Colour Cross Review - Screenshot 1 of 1

This review has already been delayed twice in the past month; first by Royal Mail taking two weeks to deliver the game, then again by my inability to put the game down long enough to review it.

Colour Cross is a new take on the Nintendo favourite puzzler Picross, but with its own pigmented personality. Each puzzle is a grid that tells you how many consecutive squares of each colour are on each line. All you have to do is colour them in using logic and deduction.

Once you’ve cleared the first few puzzles you’ll start to get the hang of it and it might seem easy, but then the puzzles get more complex with five or six different colours over a grid of some 80 squares. Later puzzles can take anywhere up to an hour to complete, but sadly there’s no resume function, meaning all grids have to be cleared in one sitting, meaning those short games soon take over your entire evening.
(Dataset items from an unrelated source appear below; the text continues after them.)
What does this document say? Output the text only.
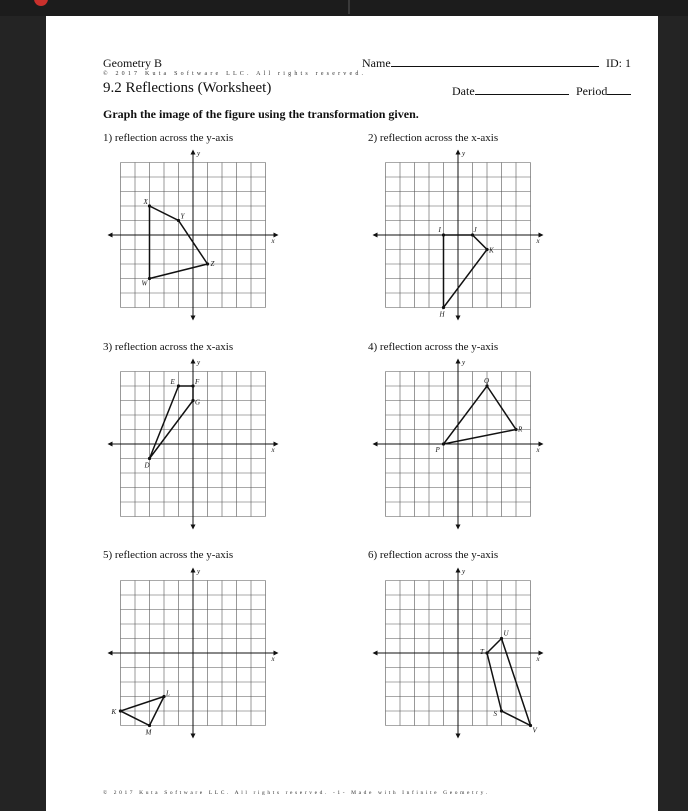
Geometry B
© 2017 Kuta Software LLC. All rights reserved.
Name	ID: 1
9.2 Reflections (Worksheet)	Date	Period
Graph the image of the figure using the transformation given.
1) reflection across the y-axis	2) reflection across the x-axis
3) reflection across the x-axis	4) reflection across the y-axis
5) reflection across the y-axis	6) reflection across the y-axis
x
y
X
Y
Z
W
x
y
I	J
K
H
x
y
E	F
G
D
x
y
Q
R
P
x
y
L
K
M
x
y
U
T
S
V
© 2017 Kuta Software LLC. All rights reserved. -1- Made with Infinite Geometry.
Colour Cross is a great game to relax with - soothing music accompanies each puzzle, and the scrolling backgrounds are a little on the hypnotic side. With no time limits or other obstacles you can take each puzzle as leisurely as you like, but that’s almost the game’s undoing, though; with no real challenges or possibility of failure, the only incentive to clear each puzzle is to see the next one. There’s too little replay value too, with no reward for improving on your previous best times. It’s a shame developers Little Worlds Studio didn’t add the option to download new puzzles, which would have boosted its longevity and added another star to its score.

Conclusion

Colour Cross is a very enjoyable and addictive puzzler, and with 150 built-in puzzles there’s plenty here to last you, particularly considering the increasing size and difficulty of later grids. When you factor in its budget price it’s a good buy if you’ve beaten Picross or want a more relaxing experience than Tetris or Puzzle Quest can offer.